While the Internet may have improved the ability for people in Australia's history to make each other's lives a misery by increasing their communication capabilities with each other, Australian law rightly seeks to regulate the behaviour of Australians, not the conduits by which they behave. This is particularly so when those conduits are capable of being used for pleasant as well as nefarious behaviour.  Existing legislation regulates carriage services as well as stalking and harrasing behaviour, what does the government seek to achieve by further regulating already illegal behaviour?
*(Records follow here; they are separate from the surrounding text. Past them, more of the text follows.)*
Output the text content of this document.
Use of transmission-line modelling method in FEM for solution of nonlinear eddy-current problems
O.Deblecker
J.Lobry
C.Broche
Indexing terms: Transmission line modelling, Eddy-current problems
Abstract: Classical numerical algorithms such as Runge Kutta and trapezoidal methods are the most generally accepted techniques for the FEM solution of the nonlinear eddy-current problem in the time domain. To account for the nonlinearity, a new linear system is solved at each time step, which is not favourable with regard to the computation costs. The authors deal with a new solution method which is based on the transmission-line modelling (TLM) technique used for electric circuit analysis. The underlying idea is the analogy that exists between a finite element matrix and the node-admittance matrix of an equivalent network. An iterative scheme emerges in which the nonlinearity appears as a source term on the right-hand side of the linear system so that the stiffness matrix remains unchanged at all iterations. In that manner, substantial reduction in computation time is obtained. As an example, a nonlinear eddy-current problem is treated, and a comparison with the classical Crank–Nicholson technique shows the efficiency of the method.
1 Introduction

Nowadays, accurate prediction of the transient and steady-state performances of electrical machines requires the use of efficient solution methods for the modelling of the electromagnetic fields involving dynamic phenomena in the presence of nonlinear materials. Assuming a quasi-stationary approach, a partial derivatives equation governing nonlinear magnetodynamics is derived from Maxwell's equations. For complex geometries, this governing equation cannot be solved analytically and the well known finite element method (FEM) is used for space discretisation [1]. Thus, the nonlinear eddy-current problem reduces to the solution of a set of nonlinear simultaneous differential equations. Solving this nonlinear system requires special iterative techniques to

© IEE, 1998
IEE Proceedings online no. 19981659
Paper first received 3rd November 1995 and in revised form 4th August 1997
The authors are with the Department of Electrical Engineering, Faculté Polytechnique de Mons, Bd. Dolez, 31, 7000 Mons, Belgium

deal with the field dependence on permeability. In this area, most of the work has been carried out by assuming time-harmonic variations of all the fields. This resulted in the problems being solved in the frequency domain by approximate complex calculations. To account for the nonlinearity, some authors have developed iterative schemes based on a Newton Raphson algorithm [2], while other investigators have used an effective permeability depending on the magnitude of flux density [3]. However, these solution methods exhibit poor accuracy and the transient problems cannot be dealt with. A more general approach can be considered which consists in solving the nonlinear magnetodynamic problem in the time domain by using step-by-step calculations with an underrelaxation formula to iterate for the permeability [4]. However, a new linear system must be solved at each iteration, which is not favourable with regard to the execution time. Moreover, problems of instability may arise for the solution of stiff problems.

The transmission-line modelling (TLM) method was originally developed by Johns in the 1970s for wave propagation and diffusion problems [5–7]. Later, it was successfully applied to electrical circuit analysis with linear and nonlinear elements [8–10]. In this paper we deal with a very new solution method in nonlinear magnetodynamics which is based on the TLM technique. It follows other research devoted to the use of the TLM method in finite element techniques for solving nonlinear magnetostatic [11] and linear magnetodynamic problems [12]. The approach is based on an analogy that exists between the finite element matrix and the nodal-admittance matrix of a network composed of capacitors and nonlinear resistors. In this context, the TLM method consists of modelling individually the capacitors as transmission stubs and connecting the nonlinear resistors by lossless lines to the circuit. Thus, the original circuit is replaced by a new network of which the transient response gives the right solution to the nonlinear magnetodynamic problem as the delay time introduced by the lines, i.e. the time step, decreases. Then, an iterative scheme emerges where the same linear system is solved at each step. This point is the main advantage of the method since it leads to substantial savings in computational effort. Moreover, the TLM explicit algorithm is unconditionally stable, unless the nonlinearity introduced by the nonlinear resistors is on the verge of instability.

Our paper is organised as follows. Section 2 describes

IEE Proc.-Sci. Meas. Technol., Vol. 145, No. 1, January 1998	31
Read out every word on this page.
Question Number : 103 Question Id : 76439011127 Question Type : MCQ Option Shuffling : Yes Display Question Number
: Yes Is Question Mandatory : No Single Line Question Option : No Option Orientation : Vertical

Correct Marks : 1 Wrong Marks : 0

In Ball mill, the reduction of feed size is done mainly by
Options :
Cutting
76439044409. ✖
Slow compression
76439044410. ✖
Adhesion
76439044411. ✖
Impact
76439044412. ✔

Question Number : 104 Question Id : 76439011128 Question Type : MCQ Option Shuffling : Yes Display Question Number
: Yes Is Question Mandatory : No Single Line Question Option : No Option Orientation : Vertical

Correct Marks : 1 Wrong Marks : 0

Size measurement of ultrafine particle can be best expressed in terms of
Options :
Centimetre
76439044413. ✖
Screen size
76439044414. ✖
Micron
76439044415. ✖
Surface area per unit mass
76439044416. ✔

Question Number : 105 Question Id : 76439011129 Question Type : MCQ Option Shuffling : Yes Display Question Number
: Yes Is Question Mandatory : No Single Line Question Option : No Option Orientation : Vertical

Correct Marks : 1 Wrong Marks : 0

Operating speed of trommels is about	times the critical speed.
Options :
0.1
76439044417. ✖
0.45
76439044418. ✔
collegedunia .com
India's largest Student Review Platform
In the face of the legislative prohibition on murder, does Australia need a law against murder committed on Thursdays?  With the existence of legislation prohibiting stalking someone and applying such emotional stress that they end their life, what does the coalition consider the extra value is in more specific regulation against doing so via Twitter?  These questions need answering before we can move onto the next reason a Commissioner for e-Safety cannot work.

Australia cannot regulate not-Australia

In 2012 then "DBCDE" (now department of Communications) which currently seeks to appoint an Australian commissioner in charge of Internet companies variously incorporated in Ireland and the United States, received a copy of the final report into the review of the Interactive Gambling Act 2001.  This is simultaneously one of the most amusing and embarassing pieces of legislation about the Internet in Australia and given the volume and calibre of competitors in that area this is quite an achievement.  The Act prohibits (inter alia) the offering of an interactive gambling service to Australians, an activity largely indulged in by entities incorporated in other countries and not subject to Australian laws.  2200 of them in fact, according to the report.  That report further pointed out that the number of Australians accessing these services is significant and growing, and about a billion dollars in revenue disappears overseas with gay abandon each year.   The review rather sheepishly realised that a primary reason for this is that Australian law doesn't apply overseas to foreign entities unless we have some sort of external agreement in which both parties agree to enforce each other's standards.  We have no such agreement with the countries in which these entities are incorporated and as such our laws don't apply to them. Overwhelmingly the largest obstruction to the effectiveness of a Commissioner in charge of children's safety on Facebook (setting aside my previous point that there appears to be no well articulated problem that one would solve), is that Facebook is not Australian and not subject to Australian laws in its operations in foreign countries.  Google is in the same boat, as is Twitter, Myspace, Webo, Instagram, Snapchat, RenRen, Skype, Stickcam, or any other corporate entity which offers a service to Australian children upon which they may make each other miserable. If we act now, and choose to not act, the government can be saved the awkward embarrassment in a decade when it is revealed that the children's safety cyberczar has not made a single arrest, issued a single fine or set a single child out of harm's way.  If the government continues with this instead, we'll read about it sometime in 2024, bewildered.

With the points offered that there is no cogently articulated problem that a children's e-safety commissioner could busy themselves solving, and that for such a commissioner the majority if not entirety of their responsibilities would be out of their grasp, it's hard to have cogent responses to the discussion paper's questions about what machinations of government would best bear out such a commissioner.